Os acontecimentos das últimas semanas (brigas no Rio de Janeiro, São Paulo, Curitiba e em várias outras cidades) parecem orquestrados. Basta ver o noticiário. Está muito claro que o objetivo é criar o cenário perfeito para se acabar com a torcida visitante e “aliviar” as autoridades das suas obrigações.

Como se pode notar, a morte do futebol virá acompanhada da falência completa das nossas instituições e da definitiva exclusão dos torcedores menos favorecidos dos estádios. E tudo isso aproveitando o clubismo burro e a submissão a determinados dirigentes que existem na maioria das nossas torcidas que se dizem organizadas.

A intenção nunca foi acabar com a violência nos estádios.

Se assim o fosse, todos os envolvidos nas brigas das últimas semanas estariam respondendo pelos seus crimes e proibidos de acompanhar os jogos de dentro das nossas arenas. Já existe uma série de tecnologias que permite a identificação de pessoas que entram e saem de qualquer lugar. Por que não são usadas para se coibir a violência?

E tudo isso vem num momento em que o Athletico Paranaense faz ótima campanha na temporada.
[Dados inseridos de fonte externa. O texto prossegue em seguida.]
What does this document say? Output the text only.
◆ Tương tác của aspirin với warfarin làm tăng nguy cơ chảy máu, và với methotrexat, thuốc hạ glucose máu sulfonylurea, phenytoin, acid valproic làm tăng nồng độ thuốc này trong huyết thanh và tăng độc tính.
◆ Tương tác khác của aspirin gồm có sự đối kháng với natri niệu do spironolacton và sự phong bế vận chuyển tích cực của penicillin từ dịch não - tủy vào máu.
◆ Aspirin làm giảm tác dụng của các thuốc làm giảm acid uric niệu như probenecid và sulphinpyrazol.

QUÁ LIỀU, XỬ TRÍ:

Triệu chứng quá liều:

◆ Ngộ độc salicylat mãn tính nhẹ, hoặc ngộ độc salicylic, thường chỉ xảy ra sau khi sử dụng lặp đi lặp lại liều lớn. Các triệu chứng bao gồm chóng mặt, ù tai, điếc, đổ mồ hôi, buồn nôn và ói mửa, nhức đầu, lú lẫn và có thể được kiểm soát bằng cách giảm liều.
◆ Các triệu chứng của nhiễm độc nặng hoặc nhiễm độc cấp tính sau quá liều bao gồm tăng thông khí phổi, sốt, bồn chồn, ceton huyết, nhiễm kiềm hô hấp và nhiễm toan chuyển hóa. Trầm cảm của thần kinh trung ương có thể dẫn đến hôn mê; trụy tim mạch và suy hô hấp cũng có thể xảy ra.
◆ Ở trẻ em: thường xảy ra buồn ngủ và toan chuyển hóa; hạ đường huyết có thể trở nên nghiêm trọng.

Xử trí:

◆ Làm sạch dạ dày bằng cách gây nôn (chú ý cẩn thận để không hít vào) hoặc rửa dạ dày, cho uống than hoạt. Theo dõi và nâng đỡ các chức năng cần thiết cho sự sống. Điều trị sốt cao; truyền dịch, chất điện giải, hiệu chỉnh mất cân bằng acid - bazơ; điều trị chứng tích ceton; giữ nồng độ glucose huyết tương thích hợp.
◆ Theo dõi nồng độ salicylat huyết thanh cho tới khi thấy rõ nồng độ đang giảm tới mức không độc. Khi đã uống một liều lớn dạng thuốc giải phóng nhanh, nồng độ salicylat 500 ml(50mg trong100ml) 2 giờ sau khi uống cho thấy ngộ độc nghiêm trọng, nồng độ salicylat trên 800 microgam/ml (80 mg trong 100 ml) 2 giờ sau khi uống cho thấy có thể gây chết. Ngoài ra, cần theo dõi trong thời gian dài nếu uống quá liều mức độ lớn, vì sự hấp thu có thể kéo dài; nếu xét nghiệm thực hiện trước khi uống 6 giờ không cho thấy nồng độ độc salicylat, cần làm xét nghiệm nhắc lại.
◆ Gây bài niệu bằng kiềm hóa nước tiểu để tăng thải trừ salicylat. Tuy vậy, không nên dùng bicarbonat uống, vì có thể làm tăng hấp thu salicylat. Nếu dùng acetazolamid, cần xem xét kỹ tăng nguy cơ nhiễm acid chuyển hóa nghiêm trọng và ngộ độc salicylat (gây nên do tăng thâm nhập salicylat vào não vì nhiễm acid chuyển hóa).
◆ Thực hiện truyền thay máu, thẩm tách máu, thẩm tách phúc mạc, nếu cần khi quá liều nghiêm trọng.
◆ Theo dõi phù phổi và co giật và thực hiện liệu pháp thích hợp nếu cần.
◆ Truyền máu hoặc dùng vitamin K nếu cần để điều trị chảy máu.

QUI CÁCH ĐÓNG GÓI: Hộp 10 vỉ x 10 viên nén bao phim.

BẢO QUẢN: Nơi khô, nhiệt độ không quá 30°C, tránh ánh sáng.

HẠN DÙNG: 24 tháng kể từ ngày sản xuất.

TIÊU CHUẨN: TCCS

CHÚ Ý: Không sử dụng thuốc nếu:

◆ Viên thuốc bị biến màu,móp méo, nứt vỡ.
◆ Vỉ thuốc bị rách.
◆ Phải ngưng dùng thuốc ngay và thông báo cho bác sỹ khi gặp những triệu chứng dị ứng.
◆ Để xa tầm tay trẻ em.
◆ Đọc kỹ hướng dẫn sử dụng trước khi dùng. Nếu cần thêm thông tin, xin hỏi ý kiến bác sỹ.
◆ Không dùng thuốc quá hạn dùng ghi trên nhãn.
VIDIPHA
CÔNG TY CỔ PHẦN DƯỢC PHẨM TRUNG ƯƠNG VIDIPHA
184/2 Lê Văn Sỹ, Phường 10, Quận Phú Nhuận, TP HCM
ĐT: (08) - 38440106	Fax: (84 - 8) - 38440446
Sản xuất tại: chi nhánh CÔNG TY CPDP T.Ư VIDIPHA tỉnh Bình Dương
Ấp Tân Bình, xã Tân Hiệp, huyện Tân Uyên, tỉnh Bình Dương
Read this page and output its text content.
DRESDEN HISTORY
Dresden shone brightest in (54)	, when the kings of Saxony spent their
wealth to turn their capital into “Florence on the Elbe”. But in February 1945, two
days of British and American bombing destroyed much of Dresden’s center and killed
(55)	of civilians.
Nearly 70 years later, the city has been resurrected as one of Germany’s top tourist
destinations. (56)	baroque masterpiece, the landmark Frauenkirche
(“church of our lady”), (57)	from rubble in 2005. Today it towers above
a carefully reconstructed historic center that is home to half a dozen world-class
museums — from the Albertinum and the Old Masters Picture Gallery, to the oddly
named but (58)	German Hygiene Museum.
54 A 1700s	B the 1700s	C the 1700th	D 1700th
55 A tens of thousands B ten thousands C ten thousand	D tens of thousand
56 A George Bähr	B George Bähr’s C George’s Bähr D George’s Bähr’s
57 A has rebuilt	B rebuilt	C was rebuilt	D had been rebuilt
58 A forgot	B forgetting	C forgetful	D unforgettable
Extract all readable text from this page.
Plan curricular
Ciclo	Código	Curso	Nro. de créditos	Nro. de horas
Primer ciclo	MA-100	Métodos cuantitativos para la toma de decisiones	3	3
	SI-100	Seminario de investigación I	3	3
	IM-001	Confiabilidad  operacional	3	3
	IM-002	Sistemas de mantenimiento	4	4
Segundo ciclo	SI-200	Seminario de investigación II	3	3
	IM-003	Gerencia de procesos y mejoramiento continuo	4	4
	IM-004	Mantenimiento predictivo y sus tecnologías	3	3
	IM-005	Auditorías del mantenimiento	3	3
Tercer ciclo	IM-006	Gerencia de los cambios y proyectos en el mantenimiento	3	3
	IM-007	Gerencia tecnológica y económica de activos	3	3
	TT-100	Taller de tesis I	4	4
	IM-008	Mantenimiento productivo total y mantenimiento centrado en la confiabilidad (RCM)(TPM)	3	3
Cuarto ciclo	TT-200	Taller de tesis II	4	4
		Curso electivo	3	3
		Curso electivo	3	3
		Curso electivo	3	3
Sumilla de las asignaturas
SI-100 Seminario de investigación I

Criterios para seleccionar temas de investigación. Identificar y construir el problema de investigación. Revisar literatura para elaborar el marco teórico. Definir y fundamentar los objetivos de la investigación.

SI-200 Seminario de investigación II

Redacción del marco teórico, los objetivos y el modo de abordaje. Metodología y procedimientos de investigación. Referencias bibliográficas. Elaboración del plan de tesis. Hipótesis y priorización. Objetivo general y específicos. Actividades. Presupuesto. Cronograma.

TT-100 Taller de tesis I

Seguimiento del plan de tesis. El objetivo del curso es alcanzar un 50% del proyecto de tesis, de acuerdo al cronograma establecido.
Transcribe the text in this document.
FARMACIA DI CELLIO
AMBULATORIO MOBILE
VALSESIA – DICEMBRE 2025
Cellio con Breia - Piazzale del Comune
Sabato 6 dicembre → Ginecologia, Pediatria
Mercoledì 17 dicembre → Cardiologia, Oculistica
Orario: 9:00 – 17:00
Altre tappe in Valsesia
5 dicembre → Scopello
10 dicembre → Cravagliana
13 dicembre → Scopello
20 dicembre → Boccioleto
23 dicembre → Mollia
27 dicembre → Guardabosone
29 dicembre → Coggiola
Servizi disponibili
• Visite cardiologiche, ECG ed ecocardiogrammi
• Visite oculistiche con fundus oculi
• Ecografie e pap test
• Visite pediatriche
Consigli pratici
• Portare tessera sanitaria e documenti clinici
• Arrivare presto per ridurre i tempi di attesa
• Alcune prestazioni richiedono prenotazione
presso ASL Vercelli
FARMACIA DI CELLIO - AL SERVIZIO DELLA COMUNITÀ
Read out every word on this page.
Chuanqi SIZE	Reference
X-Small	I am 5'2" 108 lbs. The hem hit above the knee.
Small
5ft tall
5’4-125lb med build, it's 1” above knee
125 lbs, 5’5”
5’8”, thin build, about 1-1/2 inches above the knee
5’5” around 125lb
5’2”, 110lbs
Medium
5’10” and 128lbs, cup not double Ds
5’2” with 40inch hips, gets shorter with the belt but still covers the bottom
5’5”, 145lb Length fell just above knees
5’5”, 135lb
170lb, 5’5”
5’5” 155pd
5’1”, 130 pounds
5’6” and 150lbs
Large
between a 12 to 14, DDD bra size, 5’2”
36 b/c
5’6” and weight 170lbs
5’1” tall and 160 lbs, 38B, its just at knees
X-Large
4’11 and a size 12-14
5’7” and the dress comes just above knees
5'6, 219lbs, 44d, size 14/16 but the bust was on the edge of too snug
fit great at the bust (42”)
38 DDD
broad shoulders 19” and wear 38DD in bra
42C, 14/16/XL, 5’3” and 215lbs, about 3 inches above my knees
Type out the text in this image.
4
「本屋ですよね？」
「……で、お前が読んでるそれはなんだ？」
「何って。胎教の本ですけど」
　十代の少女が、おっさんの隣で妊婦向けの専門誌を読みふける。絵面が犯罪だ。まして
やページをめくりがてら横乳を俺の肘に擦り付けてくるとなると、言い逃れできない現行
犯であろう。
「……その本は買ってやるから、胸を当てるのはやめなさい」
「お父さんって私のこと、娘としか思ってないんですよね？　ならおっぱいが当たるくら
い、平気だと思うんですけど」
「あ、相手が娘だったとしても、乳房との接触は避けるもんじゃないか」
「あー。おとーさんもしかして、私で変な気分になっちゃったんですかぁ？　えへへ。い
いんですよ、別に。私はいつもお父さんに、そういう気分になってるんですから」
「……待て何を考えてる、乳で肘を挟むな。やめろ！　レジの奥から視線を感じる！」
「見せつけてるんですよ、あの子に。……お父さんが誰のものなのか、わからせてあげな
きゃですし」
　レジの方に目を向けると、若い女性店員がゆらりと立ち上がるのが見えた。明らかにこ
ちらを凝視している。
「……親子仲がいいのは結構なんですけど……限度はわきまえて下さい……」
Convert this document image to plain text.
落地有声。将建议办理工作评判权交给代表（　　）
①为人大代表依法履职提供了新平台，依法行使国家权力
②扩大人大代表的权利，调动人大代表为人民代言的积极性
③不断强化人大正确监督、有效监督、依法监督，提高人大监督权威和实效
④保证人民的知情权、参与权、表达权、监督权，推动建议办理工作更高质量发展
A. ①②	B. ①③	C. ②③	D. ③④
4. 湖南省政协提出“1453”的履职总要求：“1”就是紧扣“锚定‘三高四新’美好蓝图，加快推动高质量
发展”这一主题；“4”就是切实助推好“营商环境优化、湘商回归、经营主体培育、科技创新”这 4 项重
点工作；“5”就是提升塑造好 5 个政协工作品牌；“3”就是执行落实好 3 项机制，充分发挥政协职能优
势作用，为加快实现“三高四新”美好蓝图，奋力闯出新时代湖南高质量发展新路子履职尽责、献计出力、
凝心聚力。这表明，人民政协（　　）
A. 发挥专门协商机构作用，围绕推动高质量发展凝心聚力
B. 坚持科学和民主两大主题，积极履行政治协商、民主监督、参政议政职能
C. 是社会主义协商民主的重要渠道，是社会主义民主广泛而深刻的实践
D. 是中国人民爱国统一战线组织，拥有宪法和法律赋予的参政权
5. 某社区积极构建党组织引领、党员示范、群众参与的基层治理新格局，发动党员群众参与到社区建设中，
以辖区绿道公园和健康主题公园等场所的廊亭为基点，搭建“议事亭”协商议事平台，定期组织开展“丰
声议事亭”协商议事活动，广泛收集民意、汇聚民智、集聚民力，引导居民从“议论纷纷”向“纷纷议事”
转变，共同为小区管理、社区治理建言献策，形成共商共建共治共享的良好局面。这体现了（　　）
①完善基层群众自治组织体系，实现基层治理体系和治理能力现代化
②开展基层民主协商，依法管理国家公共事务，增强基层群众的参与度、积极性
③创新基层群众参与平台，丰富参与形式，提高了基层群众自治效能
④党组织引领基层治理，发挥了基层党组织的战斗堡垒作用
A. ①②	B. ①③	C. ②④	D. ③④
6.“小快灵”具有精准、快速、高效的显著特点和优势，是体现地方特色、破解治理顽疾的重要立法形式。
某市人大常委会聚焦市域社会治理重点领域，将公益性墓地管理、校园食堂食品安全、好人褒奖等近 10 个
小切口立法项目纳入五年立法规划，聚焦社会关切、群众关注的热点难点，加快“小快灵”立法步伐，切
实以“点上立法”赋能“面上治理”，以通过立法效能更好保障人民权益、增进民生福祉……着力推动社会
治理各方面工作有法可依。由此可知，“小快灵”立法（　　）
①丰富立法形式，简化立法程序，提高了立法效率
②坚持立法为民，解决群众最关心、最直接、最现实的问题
O time vem bem no Brasileirão sob o comando de Luiz Felipe Scolari, técnico do pentacampeonato mundial em 2022. É difícil entender o que se passa na cabeça de Mario Celso Petraglia quando o assunto é a relação entre o clube e sua torcida. Certo é que essa não foi a primeira e nem será a última vez em que veremos propostas como essas surgindo de quem deveria ter a obrigação de zelar pelo bom andamento do espetáculo.

Caso essa ideia vá para a frente, podemos decretar a morte do futebol e o seu “renascimento” como linha de show. E você, caro amigo que também vende o almoço pra pagar a janta, só poderá ver os jogos do seu time pela tela da TV.

*Luiz Ferreira escreve toda semana para a coluna Papo Esportivo do Brasil de Fato RJ sobre os bastidores do mundo dos atletas, das competições e dos principais clubes de futebol. Luiz é produtor executivo da equipe de esportes da Rádio Nacional do Rio de Janeiro, jornalista e radialista e grande amante de esportes.

**Este é um artigo de opinião. A visão do autor não necessariamente expressa a linha editorial do jornal Brasil de Fato.